ただ一方で、こうした5Gで期待されているソリューションは、まだ十分にマネタイズできているわけではない。「そうしたなか、将来を見越して必要なネットワークを最大限効率的に構築していく必要があるというのが、通信事業者の今一番の課題の1つではないか」と黒田氏は話す。
コムスコープ・ジャパン 屋外ワイヤレスネットワーク部門 営業本部長 黒田隆広氏
買収重ねながら成長
コムスコープは米国に本社を置くネットワーク機器ベンダーだ。2021年の売上高は85億ドルで、従業員数は約2万人。全世界150カ国以上に製品を出荷している。「ノースカロライナ州ヒッコリーという片田舎で創業した小さな会社が、買収を重ねながら、どんどん大きくなっていった」
これまで買収してきた企業の一例を挙げると、基地局向けアンテナなどのアンドリュー、ケーブル・コネクタメーカーであるタイコエレクトロニクスのネットワーク部門、CATV事業者向けソリューション最大手だったアリス、無線LANベンダーのラッカスなど。一貫して軸足を通信に置きながら、買収をテコに事業領域を拡大し続けてきた。

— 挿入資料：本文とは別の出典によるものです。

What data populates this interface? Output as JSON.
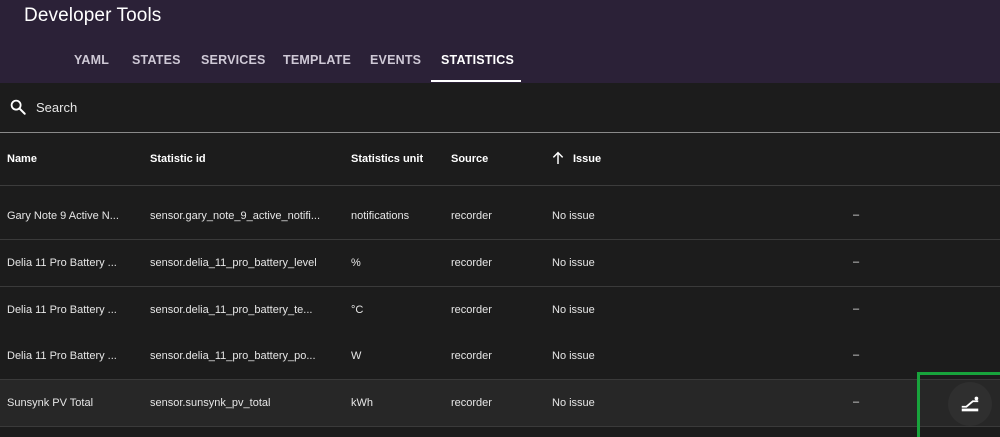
{
  "app": {
    "title": "Developer Tools"
  },
  "tabs": [
    {
      "label": "YAML"
    },
    {
      "label": "STATES"
    },
    {
      "label": "SERVICES"
    },
    {
      "label": "TEMPLATE"
    },
    {
      "label": "EVENTS"
    },
    {
      "label": "STATISTICS",
      "active": true
    }
  ],
  "search": {
    "placeholder": "Search"
  },
  "columns": {
    "name": "Name",
    "statistic_id": "Statistic id",
    "unit": "Statistics unit",
    "source": "Source",
    "issue": "Issue"
  },
  "rows": [
    {
      "name": "Gary Note 9 Active N...",
      "statistic_id": "sensor.gary_note_9_active_notifi...",
      "unit": "notifications",
      "source": "recorder",
      "issue": "No issue",
      "action": "–"
    },
    {
      "name": "Delia 11 Pro Battery ...",
      "statistic_id": "sensor.delia_11_pro_battery_level",
      "unit": "%",
      "source": "recorder",
      "issue": "No issue",
      "action": "–"
    },
    {
      "name": "Delia 11 Pro Battery ...",
      "statistic_id": "sensor.delia_11_pro_battery_te...",
      "unit": "°C",
      "source": "recorder",
      "issue": "No issue",
      "action": "–"
    },
    {
      "name": "Delia 11 Pro Battery ...",
      "statistic_id": "sensor.delia_11_pro_battery_po...",
      "unit": "W",
      "source": "recorder",
      "issue": "No issue",
      "action": "–"
    },
    {
      "name": "Sunsynk PV Total",
      "statistic_id": "sensor.sunsynk_pv_total",
      "unit": "kWh",
      "source": "recorder",
      "issue": "No issue",
      "action": "–"
    }
  ],
  "icons": {
    "search": "search-icon",
    "sort": "arrow-up-icon",
    "fab": "adjust-sum-icon"
  },
  "colors": {
    "header": "#2b2137",
    "background": "#1c1c1c",
    "highlight_box": "#18a33c"
  }
}
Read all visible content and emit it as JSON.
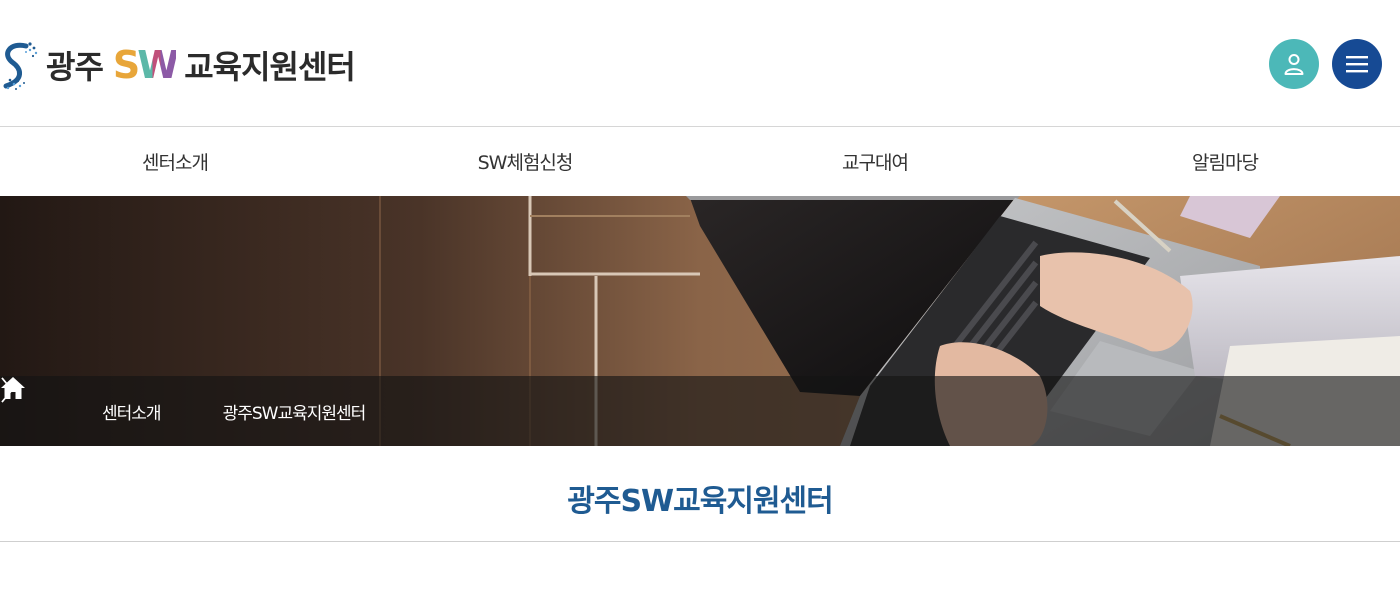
{
  "header": {
    "logo": {
      "prefix": "광주",
      "sw_letters": [
        "S",
        "W"
      ],
      "suffix": "교육지원센터"
    },
    "user_button_icon": "user-icon",
    "menu_button_icon": "hamburger-menu-icon"
  },
  "nav": {
    "items": [
      {
        "label": "센터소개"
      },
      {
        "label": "SW체험신청"
      },
      {
        "label": "교구대여"
      },
      {
        "label": "알림마당"
      }
    ]
  },
  "breadcrumb": {
    "home_icon": "home-icon",
    "separator_icon": "chevron-right-icon",
    "items": [
      {
        "label": "센터소개"
      },
      {
        "label": "광주SW교육지원센터"
      }
    ]
  },
  "main": {
    "title": "광주SW교육지원센터"
  },
  "colors": {
    "title_blue": "#1f5b92",
    "user_button": "#4cb8b8",
    "menu_button": "#164a94",
    "logo_s": "#e8a63a",
    "logo_w_green": "#5cb8a8",
    "logo_w_purple": "#8c5aa6"
  }
}
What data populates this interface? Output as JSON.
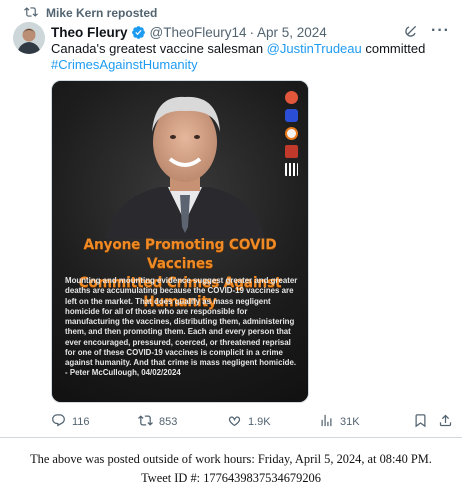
{
  "repost": {
    "text": "Mike Kern reposted",
    "icon": "repost-icon"
  },
  "tweet": {
    "author_name": "Theo Fleury",
    "handle": "@TheoFleury14",
    "separator": "·",
    "date": "Apr 5, 2024",
    "text_plain_1": "Canada's greatest vaccine salesman ",
    "mention": "@JustinTrudeau",
    "text_plain_2": " committed",
    "hashtag": "#CrimesAgainstHumanity",
    "more_label": "···",
    "link_color": "#1d9bf0"
  },
  "media": {
    "headline_line1": "Anyone Promoting COVID Vaccines",
    "headline_line2": "Committed Crimes Against Humanity",
    "body": "Mounting and mounting evidence suggest greater and greater deaths are accumulating because the COVID-19 vaccines are left on the market. That does qualify as mass negligent homicide for all of those who are responsible for manufacturing the vaccines, distributing them, administering them, and then promoting them. Each and every person that ever encouraged, pressured, coerced, or threatened reprisal for one of these COVID-19 vaccines is complicit in a crime against humanity. And that crime is mass negligent homicide. - Peter McCullough, 04/02/2024",
    "headline_color": "#f08a24"
  },
  "actions": {
    "replies": "116",
    "reposts": "853",
    "likes": "1.9K",
    "views": "31K"
  },
  "footer": {
    "line1": "The above was posted outside of work hours: Friday, April 5, 2024, at 08:40 PM.",
    "line2": "Tweet ID #: 1776439837534679206"
  }
}
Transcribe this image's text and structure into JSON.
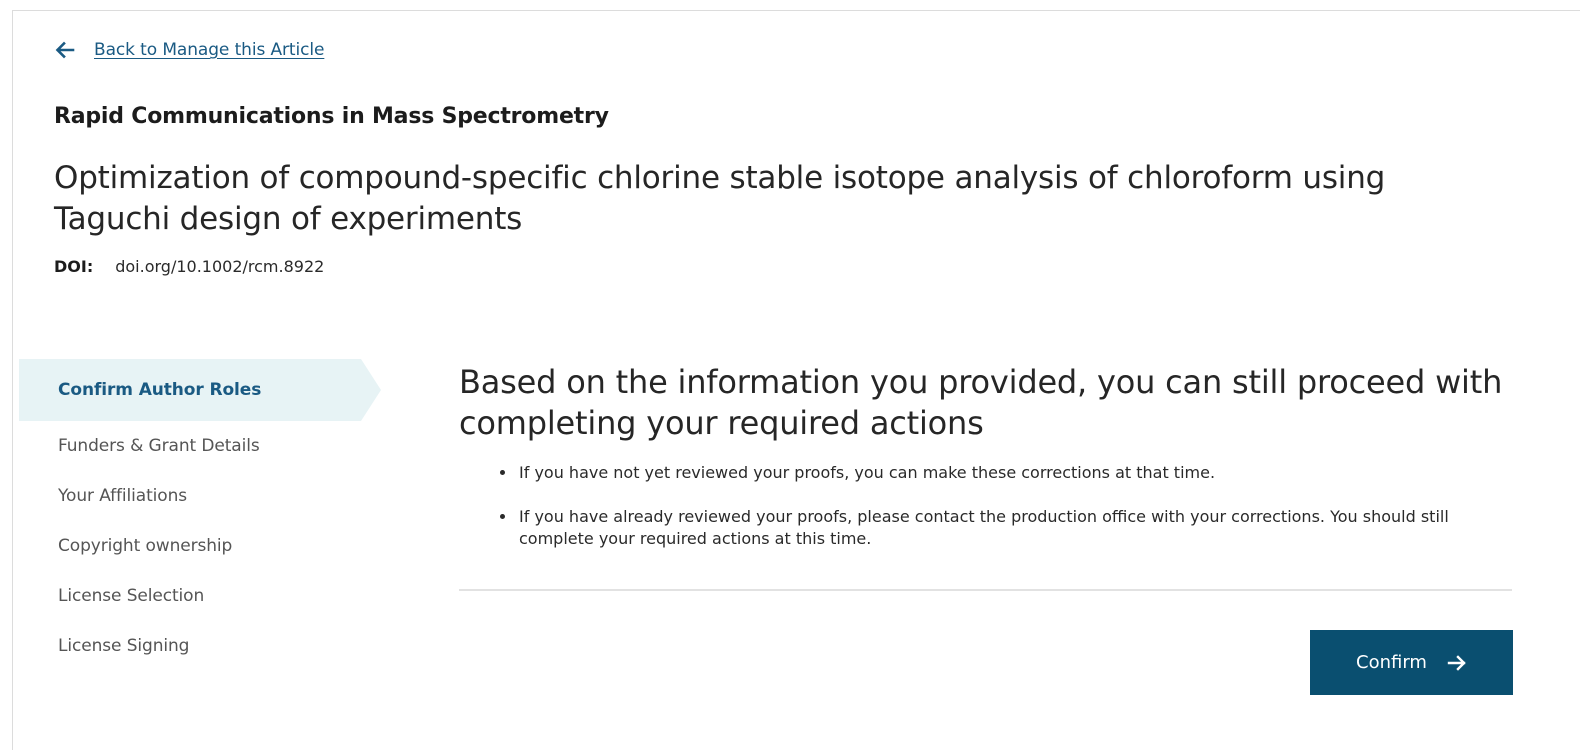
{
  "header": {
    "back_link": {
      "label": "Back to Manage this Article",
      "icon": "arrow-left-icon"
    },
    "journal_name": "Rapid Communications in Mass Spectrometry",
    "article_title": "Optimization of compound-specific chlorine stable isotope analysis of chloroform using Taguchi design of experiments",
    "doi": {
      "label": "DOI:",
      "value": "doi.org/10.1002/rcm.8922"
    }
  },
  "sidebar": {
    "steps": [
      {
        "label": "Confirm Author Roles",
        "active": true
      },
      {
        "label": "Funders & Grant Details",
        "active": false
      },
      {
        "label": "Your Affiliations",
        "active": false
      },
      {
        "label": "Copyright ownership",
        "active": false
      },
      {
        "label": "License Selection",
        "active": false
      },
      {
        "label": "License Signing",
        "active": false
      }
    ]
  },
  "main": {
    "heading": "Based on the information you provided, you can still proceed with completing your required actions",
    "bullets": [
      "If you have not yet reviewed your proofs, you can make these corrections at that time.",
      "If you have already reviewed your proofs, please contact the production office with your corrections. You should still complete your required actions at this time."
    ],
    "confirm_button": {
      "label": "Confirm",
      "icon": "arrow-right-icon"
    }
  },
  "colors": {
    "link": "#1a5a83",
    "active_step_bg": "#e7f3f5",
    "primary_button": "#0a4f70",
    "divider": "#e2e2e2"
  }
}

黒田氏が属する屋外ワイヤレスネットワーク部門は、主に基地局関連の製品を提供しており、アンテナからケーブル、キャビネットなどまで、「無線機以外はすべて一括提供できる」。
通信事業者が直面する最大の課題の1つである5G整備の効率化に向けては、インフラシェアリングや既存の基地局サイトの有効活用が重要なカギを握るが、そのためのソリューションも豊富に用意しているという。